What Is a Real Estate Pre-Sale?
A real estate pre-sale — also called an off-plan or pre-construction purchase — is when you buy a property before it has been built or before it officially hits the open market. Instead of walking through a finished home, you're purchasing based on architectural plans, developer renderings, and a legal contract that outlines what will be delivered.
Pre-sales are common in condominium towers, planned housing developments, and large mixed-use projects. Developers use them to secure financing and gauge demand before breaking ground. Buyers, in turn, often receive pricing advantages that disappear once construction is complete.
How the Pre-Sale Process Works
- Developer announces the project — Marketing materials, floor plans, and pricing tiers are released, often to VIP buyers or real estate agents first.
- Buyer signs a purchase agreement — This legally binding contract specifies unit details, pricing, payment schedule, and estimated completion date.
- Deposit is paid — Typical deposits range from 5% to 20% of the purchase price, held in trust until project milestones are reached.
- Construction phase — The buyer waits, sometimes 2–4 years, while the project is built. Additional deposits may be due at various stages.
- Completion and possession — Upon finishing, the buyer pays the remaining balance (usually with a mortgage) and takes possession.
Key Benefits of Buying Pre-Sale
- Below-market entry price: Pre-sale pricing is often lower than comparable completed properties, locking in today's value for a future asset.
- Customization options: Buyers can sometimes choose finishes, colors, and layouts before construction begins.
- Extended payment timeline: Deposits are spread over time, easing immediate cash flow demands.
- Potential capital appreciation: If the market rises during construction, the property's value may increase before you even move in.
Common Risks to Understand
- Construction delays: Projects routinely run over schedule. Always read clauses about delay compensation in your contract.
- Developer insolvency: If a developer goes bankrupt, deposits could be at risk. Always verify deposit protection laws in your jurisdiction.
- Market downturns: If values fall before completion, you may owe more than the property is worth at closing.
- Specification changes: Finished units can differ from original plans.

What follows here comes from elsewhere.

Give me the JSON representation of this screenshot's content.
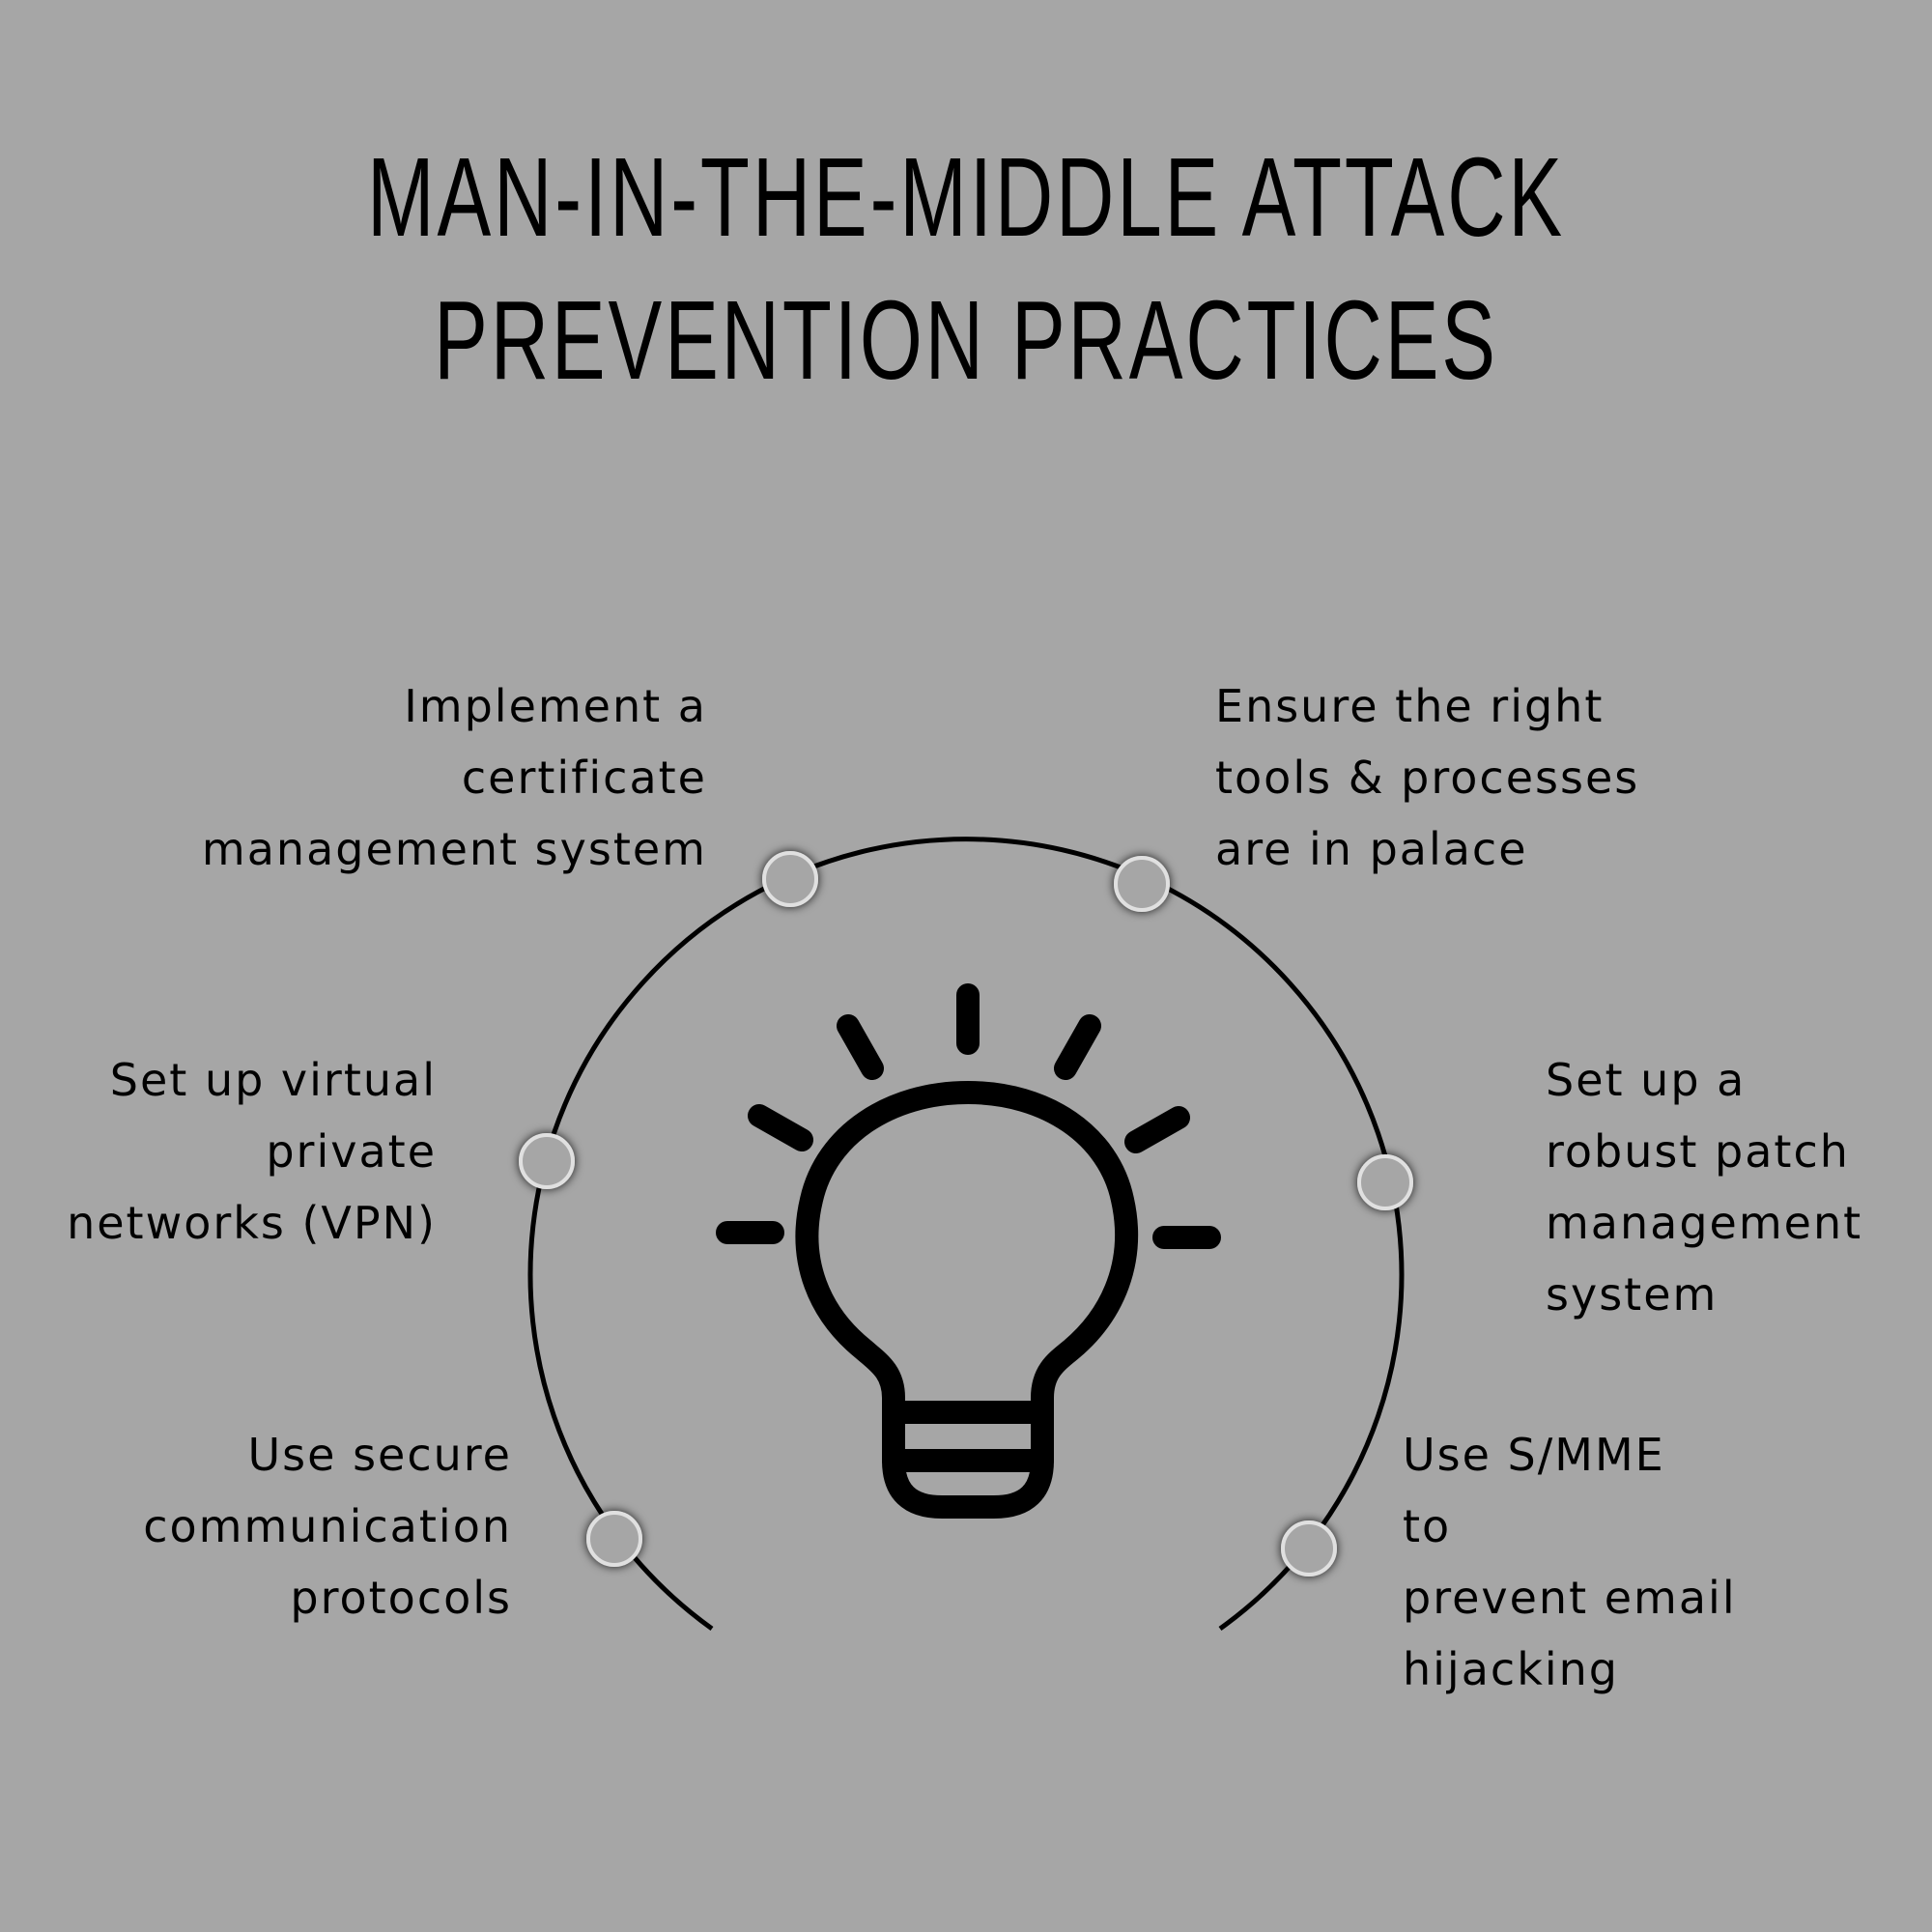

Check what substitution rights the developer has.
Who Should Consider a Pre-Sale Purchase?
Pre-sales suit buyers who have a flexible timeline, are comfortable with some uncertainty, and want to enter a market at a price point that may not exist once construction is done. They are particularly popular among investors looking to assign (resell) the contract before completion — though assignment rules vary widely by region and developer.
First-time buyers can also benefit, especially in high-demand urban markets where pre-sale pricing may be the most accessible entry point into new construction.
Questions to Ask Before Signing
- Is the deposit held in a separate trust account?
- What is the developer's track record on similar projects?
- What happens to my deposit if the project is cancelled?
- Are there assignment clauses allowing resale before completion?
- What is the estimated strata/HOA fee upon completion?
Understanding the pre-sale process thoroughly — and working with an experienced real estate lawyer — puts you in the best position to make a confident, well-informed purchase.